Spending on travel and tourism fell slightly last quarter after taking a nosedive earlier in the year — an encouraging sign for the battered industry.
Travel and tourism spending dropped at a 1.4% annual rate in the second quarter of 2009 from the first quarter, following an 8.9% decline in the first quarter, the Commerce Department said Wednesday.
“People are starting to think about traveling again” said Christopher Pike, the principal of the travel and tourism group at IHS Global Insight. But “the unemployment rate still increasing and the businesses still not showing the corporate profits are going to mean that both leisure and business travel are going to take another quarter or two to really start to rebound.”
The smaller drop was buoyed by an uptick in spending on air transportation, which increased 0.8% in the second quarter — its first increase in four quarters. The increase was primarily from improvement in domestic travel as the H1N1 flu virus deterred many international travelers.
Meanwhile, spending on accommodations declined a much smaller 1.7% last quarter as occupancy rates at hotels improved and business travel posted smaller declines. The slight drop was a major improvement over the 21.8% decrease in the first quarter.
Hotel chain Marriott International Inc.’s slightly better performance underscored the trend as its revenue per available room in its North American hotels fell 19% for its fiscal third-quarter, ended Sept. 11, better than the projected 20% to 24% decline.

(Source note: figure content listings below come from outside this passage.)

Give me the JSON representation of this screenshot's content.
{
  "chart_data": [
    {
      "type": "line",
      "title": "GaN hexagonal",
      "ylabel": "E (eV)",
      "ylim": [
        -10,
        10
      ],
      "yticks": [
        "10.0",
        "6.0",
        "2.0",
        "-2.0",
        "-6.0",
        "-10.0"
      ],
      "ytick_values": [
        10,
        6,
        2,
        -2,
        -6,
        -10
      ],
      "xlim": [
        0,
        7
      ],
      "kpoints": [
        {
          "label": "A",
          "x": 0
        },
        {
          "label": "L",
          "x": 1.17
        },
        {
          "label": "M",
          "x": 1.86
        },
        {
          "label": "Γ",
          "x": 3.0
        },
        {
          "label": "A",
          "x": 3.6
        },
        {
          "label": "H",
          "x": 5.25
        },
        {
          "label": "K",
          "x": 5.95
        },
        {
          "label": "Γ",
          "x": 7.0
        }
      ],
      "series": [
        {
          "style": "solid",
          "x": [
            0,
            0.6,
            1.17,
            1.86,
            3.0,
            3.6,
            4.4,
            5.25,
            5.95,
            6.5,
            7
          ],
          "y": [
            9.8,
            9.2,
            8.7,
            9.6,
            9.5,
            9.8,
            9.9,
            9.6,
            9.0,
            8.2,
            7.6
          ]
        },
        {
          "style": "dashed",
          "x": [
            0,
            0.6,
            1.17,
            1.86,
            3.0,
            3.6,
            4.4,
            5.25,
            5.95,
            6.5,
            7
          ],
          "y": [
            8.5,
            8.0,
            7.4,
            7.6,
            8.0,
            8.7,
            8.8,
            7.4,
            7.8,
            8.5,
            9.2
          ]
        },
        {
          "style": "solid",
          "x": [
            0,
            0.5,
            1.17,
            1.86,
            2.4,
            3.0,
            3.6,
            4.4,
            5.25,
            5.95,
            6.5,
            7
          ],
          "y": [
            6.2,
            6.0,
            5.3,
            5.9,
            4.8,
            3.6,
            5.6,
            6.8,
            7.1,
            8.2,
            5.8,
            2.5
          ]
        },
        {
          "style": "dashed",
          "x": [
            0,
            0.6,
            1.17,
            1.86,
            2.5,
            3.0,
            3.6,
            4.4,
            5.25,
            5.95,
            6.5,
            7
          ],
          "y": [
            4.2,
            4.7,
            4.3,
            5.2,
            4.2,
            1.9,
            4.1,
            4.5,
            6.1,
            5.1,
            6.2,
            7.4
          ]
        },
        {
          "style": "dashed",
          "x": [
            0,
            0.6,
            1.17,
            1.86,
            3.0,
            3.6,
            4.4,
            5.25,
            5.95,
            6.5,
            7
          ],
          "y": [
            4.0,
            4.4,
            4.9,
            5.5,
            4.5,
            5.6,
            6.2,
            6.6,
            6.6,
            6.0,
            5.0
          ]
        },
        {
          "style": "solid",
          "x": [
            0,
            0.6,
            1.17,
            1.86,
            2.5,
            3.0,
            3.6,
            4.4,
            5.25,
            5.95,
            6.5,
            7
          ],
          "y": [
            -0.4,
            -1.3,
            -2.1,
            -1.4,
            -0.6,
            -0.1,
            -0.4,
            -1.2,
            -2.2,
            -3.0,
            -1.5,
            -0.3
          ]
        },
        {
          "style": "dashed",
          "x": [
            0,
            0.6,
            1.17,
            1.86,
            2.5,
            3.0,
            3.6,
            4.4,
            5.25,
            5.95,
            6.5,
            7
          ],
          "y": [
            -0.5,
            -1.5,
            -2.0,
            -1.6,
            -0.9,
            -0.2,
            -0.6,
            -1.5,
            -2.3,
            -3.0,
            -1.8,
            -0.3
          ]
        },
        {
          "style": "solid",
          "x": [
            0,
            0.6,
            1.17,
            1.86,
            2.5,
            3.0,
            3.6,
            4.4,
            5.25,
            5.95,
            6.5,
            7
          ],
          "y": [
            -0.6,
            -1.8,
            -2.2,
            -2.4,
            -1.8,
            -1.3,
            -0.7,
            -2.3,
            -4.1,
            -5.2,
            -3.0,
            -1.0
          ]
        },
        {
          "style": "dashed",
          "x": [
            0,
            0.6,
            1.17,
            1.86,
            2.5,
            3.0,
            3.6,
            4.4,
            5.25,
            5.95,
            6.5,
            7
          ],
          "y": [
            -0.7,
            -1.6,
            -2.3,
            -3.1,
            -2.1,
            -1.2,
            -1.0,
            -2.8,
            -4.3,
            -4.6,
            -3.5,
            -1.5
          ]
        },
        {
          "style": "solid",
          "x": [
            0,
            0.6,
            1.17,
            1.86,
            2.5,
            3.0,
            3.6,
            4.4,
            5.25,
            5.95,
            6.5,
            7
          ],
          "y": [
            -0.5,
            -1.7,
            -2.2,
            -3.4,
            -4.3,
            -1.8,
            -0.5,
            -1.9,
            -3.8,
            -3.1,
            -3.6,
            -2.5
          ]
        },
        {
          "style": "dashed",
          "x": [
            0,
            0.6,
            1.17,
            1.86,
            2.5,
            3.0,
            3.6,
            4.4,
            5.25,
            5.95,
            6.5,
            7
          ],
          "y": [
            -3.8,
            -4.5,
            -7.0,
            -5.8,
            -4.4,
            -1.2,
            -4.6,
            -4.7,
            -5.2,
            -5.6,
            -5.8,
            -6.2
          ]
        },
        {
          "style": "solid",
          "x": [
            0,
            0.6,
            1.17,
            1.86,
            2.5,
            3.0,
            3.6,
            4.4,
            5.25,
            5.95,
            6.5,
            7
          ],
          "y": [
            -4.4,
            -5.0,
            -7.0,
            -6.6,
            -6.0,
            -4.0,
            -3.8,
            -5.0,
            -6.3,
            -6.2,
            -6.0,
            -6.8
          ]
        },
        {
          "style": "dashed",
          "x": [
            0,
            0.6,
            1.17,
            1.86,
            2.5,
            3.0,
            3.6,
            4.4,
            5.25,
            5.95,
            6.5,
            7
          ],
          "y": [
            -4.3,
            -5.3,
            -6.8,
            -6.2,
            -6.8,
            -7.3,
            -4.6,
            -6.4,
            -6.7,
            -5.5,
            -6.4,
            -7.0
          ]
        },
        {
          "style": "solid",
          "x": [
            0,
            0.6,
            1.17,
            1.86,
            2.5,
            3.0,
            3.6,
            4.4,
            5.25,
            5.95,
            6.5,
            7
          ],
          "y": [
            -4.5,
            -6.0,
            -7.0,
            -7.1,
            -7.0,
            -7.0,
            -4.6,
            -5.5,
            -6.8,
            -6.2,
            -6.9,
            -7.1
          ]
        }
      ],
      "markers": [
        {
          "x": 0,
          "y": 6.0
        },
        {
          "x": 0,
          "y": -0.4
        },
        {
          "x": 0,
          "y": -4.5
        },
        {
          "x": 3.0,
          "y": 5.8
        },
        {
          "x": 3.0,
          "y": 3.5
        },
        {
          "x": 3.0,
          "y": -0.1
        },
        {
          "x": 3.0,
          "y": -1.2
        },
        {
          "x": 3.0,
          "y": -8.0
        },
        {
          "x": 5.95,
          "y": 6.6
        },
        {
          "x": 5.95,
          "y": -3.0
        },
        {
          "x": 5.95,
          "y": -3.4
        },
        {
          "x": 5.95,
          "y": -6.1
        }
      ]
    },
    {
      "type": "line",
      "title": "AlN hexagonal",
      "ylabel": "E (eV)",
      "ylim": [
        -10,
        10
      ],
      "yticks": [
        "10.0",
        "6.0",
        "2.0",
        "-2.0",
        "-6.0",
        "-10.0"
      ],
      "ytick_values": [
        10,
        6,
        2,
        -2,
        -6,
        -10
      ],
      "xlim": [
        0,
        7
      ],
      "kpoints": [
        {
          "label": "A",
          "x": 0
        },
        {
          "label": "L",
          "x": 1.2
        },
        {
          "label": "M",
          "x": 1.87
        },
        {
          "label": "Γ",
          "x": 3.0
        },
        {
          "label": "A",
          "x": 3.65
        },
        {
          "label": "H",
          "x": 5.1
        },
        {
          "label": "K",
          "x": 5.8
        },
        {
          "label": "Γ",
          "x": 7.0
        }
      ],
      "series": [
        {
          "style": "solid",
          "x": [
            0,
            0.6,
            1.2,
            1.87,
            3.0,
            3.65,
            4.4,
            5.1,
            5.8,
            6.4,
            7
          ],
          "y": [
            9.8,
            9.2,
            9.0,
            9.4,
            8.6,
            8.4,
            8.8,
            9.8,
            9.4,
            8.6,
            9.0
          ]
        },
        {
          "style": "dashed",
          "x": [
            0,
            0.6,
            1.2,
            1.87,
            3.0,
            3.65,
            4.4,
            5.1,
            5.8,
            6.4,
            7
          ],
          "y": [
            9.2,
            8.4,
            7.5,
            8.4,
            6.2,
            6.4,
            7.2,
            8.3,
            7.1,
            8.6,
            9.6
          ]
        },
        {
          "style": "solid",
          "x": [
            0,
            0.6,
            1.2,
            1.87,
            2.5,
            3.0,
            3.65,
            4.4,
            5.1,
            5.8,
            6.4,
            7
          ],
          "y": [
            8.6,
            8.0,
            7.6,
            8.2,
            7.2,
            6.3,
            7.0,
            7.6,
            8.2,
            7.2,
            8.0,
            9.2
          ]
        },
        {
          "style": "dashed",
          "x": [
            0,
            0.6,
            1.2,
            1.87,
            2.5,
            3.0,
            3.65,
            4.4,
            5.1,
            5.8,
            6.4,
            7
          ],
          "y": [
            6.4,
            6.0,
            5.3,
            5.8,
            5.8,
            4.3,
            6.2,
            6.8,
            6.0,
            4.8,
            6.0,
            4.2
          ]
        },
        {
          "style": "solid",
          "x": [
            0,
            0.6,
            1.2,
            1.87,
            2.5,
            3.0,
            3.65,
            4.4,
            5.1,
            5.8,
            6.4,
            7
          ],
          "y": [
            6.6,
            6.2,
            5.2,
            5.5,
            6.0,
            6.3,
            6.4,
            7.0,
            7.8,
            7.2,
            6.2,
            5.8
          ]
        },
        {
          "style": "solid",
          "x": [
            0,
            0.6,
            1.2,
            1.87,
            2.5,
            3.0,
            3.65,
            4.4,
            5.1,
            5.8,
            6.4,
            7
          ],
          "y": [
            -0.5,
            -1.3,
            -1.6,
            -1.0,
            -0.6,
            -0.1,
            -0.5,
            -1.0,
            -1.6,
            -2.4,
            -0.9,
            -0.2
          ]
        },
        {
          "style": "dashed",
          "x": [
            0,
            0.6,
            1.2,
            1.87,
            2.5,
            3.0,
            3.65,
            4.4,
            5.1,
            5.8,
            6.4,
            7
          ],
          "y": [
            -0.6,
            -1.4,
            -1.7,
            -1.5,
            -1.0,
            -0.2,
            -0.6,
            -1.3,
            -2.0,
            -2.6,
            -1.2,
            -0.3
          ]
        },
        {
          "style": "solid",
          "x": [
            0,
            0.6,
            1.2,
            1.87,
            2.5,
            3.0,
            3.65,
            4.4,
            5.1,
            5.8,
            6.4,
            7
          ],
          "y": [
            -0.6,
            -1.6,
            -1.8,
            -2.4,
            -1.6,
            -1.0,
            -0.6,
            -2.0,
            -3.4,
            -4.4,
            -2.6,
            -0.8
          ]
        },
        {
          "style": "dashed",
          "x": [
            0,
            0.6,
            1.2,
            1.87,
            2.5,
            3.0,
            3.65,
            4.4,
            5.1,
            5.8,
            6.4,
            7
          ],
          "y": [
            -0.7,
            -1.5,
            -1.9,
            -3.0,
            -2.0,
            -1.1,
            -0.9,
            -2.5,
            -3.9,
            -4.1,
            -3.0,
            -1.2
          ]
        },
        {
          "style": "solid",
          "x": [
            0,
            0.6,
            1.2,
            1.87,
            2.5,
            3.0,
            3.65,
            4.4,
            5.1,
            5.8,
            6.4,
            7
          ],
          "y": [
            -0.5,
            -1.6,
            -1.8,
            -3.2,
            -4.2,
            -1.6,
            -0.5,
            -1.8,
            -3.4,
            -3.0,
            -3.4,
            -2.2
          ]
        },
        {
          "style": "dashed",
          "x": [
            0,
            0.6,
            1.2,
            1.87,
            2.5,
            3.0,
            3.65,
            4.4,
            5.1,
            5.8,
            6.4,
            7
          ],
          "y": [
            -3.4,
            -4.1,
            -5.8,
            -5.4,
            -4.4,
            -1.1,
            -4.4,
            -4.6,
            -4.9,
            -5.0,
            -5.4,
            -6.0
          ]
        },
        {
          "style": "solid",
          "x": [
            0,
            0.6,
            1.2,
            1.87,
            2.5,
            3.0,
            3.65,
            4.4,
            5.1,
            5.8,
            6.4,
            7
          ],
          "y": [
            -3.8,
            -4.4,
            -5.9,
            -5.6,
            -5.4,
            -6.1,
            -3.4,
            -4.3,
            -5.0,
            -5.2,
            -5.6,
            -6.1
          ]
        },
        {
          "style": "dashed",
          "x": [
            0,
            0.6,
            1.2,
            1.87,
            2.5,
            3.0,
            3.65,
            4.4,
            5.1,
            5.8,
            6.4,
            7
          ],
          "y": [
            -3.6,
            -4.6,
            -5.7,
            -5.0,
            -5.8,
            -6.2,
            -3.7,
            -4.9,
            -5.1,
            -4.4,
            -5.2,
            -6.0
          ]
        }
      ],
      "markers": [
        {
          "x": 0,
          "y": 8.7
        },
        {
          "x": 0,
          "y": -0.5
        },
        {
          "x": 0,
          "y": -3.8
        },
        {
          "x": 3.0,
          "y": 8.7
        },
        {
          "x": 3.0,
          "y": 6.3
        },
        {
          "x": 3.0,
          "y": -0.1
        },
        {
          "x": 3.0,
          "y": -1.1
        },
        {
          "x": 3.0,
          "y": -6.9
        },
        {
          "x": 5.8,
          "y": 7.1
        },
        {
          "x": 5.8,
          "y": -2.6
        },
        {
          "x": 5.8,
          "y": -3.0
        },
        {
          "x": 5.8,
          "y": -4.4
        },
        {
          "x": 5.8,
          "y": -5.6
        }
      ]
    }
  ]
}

Travel prices also continued to fall, declining 3.5% in the second quarter, after a 10.6% drop in the first, as hotels continued to slash prices and airlines offered discounts to spur demand. Travelers paid more for gasoline, though.
Though the pain seems to be easing in the tourism sector, there wasn’t enough improvement to add jobs. Employment in tourism industries fell 4.1% last quarter after a larger 7.2% decrease in the first quarter.
Both the airline and the recreation and entertainment industries cut more jobs in the second quarter than the first, whereas hotels shed fewer positions and restaurants and bars added workers.